Qui, en France, n’a jamais entendu parler de la célèbre bête du Gévaudan ?
Cet animal, non-définitivement identifié, a fait vivre au XVIIIe siècle l’alors territoire du Gévaudan (correspondant globalement à la Lozère actuelle) dans une terreur inimaginable.
D’avril 1764 (date des premières attaques attribuées à la bête) au mois de juin 1767, des centaines d’enfants, d’adolescents, de jeunes femmes (et même de vaillants paysans adultes) vont être attaqués par cet animal qui ressemble à un gros loup mais agit très différemment de ce dernier, et qui tuera au total selon les estimations entre 80 et 130 personnes (et en blessera des centaines d’autres).

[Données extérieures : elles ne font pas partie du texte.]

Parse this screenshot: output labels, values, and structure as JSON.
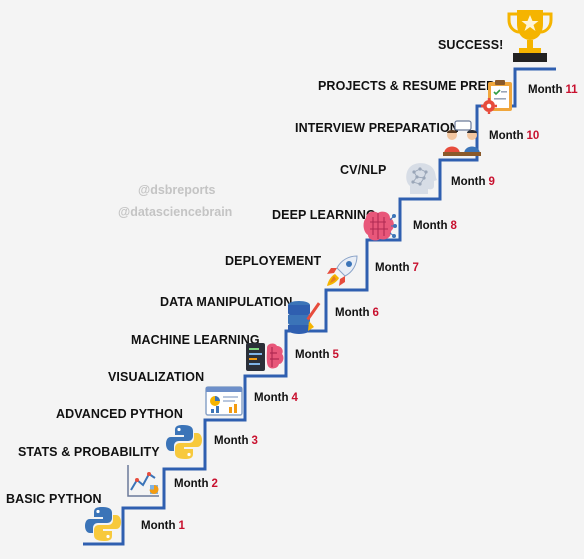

Si l’énigme de la bête du Gévaudan divise les historiens quant à la nature exacte de la bête (un ou plusieurs loups anthropophages ? une hyène ? un hybride chien-loup ?), l’affaire a pris des proportions peu connues aujourd’hui, mais qui ont laissé un profond traumatisme chez les hommes de ces terres à la vie rude, qui comptent alors parmi les plus reculées des provinces du royaume de France (au point que lorsque l’écrivain Stevenson traversera le pays en 1878, de nombreux paysans refusent encore de sortir dehors la nuit..).
Les gigantesques battues menées par les habitants, chasseurs et soldats à l’époque comptent certainement parmi les plus importantes de l’Histoire. L’affaire prendra également des proportions nationales quand le meilleur louvetier du Royaume, puis l’envoyé personnel du roi Louis XV, seront dépêchés sur place pour tenter de résoudre l’affaire, et s’y casseront les dents..
En 2020, de passage en Lozère, j’eus l’occasion de réaliser une petite virée sur plusieurs lieux emblématiques de l’histoire de la Bête : les nombreuses sculptures érigées en son honneur, ses différents musées, le village de l’homme qui tuera la Bête, ainsi qu’une randonnée dans la forêt où la Bête avait son repaire et fut tuée lors d’une ultime battue (randonnée d’ailleurs réalisée un drôle d’après-midi d’orage du mois d’août, dans un temps de fin de monde qui m’avait alors sacrément bien mis dans l’ambiance..).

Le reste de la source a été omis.